Antarctique : la lutte pour son habitat
Fonte des glaces et surpêche : l'Antarctique est en danger. Mais la commission compétente ne parvient pas à s'entendre sur la création de nouvelles aires marines protégées.
Les mauvaises nouvelles concernant l'état de l'Antarctique ne cessent de s'accumuler.
La glace de mer fond à une vitesse alarmante, les stocks de poissons sont massivement surexploités et la grippe aviaire y a récemment été détectée. L'ensemble de l'écosystème de l'océan Austral, si important pour la planète, est considéré comme menacé.
Mais lors de la réunion annuelle à Hobart, en Australie, les gouvernements compétents pour la protection de la faune et de la flore marines antarctiques ont laissé passer une chance de percée. La désignation d'importantes aires marines protégées, instamment réclamée par les experts en environnement, reste de la musique d'avenir. C'est ce qu'ont rapporté les participants à l'issue de la réunion de la Commission pour la conservation de la faune et la flore marines de l'Antarctique (CCAMLR) vendredi.
« On a l'impression de faire un pas en avant et deux pas en arrière dans la protection de l'océan Austral », a déclaré Claire Christian de l'Antarctic and Southern Ocean Coalition. « C'est certes un certain réconfort que des mesures de protection importantes n'aient pas été supprimées, mais l'attachement constant de la CCAMLR au statu quo reste en deçà des décisions urgentes nécessaires pour faire face à la crise climatique et à la crise de la biodiversité. »
La conférence porte en particulier sur un réseau de trois grandes aires marines protégées en Antarctique orientale, dans la mer de Weddell et dans les eaux de la péninsule antarctique. La mise en œuvre de leur protection échoue depuis des années face à la résistance de la Russie et de la Chine — car toutes les décisions de la CCAMLR doivent être prises à l'unanimité.
Les petits crustacés sont des héros du climat
Le ministre fédéral de l'Agriculture Cem Özdemir (Verts) a critiqué la Chine et la Russie pour leur blocage de la création de nouvelles aires marines protégées en Antarctique. Le blocage persistant des deux pays illustre une fois de plus que la Russie « a depuis longtemps été rayée de la liste des partenaires constructifs dans la coopération mondiale », a déclaré Özdemir vendredi. Et la Chine également « donne la priorité à l'exploitation des ressources protégées de l'Antarctique au détriment des arguments scientifiques », a déploré Özdemir.

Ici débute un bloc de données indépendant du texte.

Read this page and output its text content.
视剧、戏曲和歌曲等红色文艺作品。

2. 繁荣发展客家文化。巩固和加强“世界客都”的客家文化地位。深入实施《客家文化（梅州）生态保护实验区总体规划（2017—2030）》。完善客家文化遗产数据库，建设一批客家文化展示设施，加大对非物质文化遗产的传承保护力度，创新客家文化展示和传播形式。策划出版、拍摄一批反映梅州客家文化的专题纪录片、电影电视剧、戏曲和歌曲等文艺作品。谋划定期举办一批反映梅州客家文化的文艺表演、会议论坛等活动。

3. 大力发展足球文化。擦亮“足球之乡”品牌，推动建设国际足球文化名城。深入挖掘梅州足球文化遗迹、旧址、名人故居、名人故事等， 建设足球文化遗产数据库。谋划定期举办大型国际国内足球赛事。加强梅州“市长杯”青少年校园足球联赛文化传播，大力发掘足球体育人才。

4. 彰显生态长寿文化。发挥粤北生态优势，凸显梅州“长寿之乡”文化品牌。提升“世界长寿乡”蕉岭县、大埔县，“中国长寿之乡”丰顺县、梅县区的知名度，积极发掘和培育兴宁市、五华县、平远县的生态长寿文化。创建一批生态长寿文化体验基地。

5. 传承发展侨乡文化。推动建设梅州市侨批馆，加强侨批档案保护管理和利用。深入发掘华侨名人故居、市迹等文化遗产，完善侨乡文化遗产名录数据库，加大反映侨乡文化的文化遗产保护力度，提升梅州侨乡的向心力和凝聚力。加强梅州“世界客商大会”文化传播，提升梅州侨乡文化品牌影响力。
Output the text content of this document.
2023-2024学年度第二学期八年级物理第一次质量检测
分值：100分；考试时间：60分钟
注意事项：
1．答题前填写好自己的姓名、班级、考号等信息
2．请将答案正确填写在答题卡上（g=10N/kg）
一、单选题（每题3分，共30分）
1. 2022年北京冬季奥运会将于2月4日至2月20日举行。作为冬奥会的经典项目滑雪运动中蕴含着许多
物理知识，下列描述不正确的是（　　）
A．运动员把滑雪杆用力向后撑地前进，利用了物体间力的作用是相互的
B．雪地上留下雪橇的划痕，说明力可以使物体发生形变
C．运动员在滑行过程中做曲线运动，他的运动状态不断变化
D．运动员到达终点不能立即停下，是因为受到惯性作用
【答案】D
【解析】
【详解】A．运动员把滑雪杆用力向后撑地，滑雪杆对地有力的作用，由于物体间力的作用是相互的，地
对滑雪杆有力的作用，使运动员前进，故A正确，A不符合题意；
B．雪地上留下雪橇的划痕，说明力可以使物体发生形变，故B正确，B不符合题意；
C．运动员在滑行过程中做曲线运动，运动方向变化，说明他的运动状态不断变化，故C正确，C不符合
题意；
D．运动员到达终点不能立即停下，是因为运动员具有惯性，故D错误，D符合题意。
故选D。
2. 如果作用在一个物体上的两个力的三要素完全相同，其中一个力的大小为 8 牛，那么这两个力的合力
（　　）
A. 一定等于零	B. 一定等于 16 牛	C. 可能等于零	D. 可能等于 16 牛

Quoi qu'il en soit, des observateurs de la réunion évoquent de « petits pas dans la bonne direction ». Les participants se seraient ainsi mis d'accord sur une réunion en 2024 pour améliorer la gestion de la pêche au krill. Ces minuscules crustacés sont d'une importance extrême pour le fragile écosystème antarctique, peuplé d'animaux tels que les baleines et les manchots. Selon une étude du WWF, ces petites créatures sont de véritables héros climatiques. Leurs immenses essaims engloutissent chaque année jusqu'à 23 millions de tonnes de dioxyde de carbone dans les profondeurs océaniques.
Le krill est pêché en masse pour en extraire de l'huile, de la farine de poisson et d'autres aliments pour animaux. De 2007 à 2022, la pêche au krill est passée, selon les statistiques de la CCAMLR, d'environ 105 000 tonnes à plus de 415 000 tonnes. La cause en est l'utilisation de navires plus grands et plus modernes.
De jeunes manchots empereurs se noient
Les aires marines protégées visent à restreindre les activités humaines, notamment la pêche, dans les zones concernées, afin d'aider les espèces qui y vivent à résister aux changements climatiques.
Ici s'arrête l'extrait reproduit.